The company, which didn’t disclose total sales from the two-day event, said Prime members worldwide purchased more than 100,000 items per minute during the discount bonanza. The top-selling categories in the U.S. were consumer electronics, home goods and Amazon-branded devices.
The event, which ran Tuesday and Wednesday, comes at a time when consumers’ wallets are being squeezed by soaring inflation. This year, shoppers appeared to reach for necessities over indulgences, with products like Frito-Lay snack packs landing among the top purchased items, according to Numerator, which tracked Prime Day spending.
Amazon also called out the use of Amazon Live, its livestreaming service. Prime Day live streams had more than 100 million views, the company said, though it did not disclose how that compares to last year’s event. Thousands of users hosted live streams during this year’s event, Amazon said.
Roughly 58% of orders were placed for items under $20, Numerator data showed, based on a survey of Prime Day purchases from 21,306 households.
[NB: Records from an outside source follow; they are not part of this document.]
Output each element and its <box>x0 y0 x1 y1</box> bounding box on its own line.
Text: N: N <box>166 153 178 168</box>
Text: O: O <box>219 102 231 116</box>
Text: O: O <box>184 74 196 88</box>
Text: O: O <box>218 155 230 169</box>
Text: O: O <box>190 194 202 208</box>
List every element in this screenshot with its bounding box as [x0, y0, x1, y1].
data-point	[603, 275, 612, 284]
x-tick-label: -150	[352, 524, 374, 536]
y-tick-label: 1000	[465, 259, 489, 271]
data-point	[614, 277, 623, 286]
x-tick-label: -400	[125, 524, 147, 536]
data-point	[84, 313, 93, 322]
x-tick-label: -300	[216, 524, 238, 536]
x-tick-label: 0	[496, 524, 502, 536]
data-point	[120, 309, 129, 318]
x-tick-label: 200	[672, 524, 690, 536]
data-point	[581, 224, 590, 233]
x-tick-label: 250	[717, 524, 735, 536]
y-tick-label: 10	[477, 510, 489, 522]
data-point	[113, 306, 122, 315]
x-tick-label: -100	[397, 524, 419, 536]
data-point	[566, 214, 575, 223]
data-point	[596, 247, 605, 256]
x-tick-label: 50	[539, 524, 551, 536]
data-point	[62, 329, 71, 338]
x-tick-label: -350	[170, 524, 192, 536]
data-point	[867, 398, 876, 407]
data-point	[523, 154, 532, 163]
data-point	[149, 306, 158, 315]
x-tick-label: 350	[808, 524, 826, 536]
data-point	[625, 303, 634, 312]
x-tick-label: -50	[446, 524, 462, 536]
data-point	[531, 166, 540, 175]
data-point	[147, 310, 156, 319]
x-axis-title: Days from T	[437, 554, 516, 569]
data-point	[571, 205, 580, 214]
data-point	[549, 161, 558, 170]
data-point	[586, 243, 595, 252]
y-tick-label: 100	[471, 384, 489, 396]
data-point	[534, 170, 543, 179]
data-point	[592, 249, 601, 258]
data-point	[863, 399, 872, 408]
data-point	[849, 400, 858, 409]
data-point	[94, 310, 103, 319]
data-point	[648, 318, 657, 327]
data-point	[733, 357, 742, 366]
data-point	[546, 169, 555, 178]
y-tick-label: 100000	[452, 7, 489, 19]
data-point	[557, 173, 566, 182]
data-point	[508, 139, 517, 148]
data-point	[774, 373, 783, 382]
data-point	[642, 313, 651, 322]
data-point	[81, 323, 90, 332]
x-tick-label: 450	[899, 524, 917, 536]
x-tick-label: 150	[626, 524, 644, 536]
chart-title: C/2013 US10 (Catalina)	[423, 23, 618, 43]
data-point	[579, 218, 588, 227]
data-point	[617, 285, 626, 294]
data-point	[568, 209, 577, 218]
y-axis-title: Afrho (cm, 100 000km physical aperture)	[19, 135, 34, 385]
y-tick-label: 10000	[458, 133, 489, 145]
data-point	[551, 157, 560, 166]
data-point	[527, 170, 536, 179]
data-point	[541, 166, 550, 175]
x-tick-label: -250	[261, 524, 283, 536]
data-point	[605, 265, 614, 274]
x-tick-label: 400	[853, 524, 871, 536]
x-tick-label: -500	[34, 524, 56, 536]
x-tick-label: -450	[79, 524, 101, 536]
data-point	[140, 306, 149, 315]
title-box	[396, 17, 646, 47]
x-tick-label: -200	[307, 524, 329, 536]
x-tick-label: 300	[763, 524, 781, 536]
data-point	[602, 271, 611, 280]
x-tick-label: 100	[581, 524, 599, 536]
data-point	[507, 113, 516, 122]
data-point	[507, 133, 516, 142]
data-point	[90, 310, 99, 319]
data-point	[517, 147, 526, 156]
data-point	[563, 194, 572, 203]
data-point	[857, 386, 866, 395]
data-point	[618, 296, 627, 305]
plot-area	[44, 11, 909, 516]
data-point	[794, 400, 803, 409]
Still, the prospect of higher prices didn’t seem to damper consumer enthusiasm around Prime Day and other discount events run by competing retailers like Best Buy and Target. Total online retail sales in the U.S. during Amazon’s Prime day event surpassed $11.9 billion. That’s 8.5% higher than overall e-commerce transactions generated during last year’s event, according to Adobe Analytics data.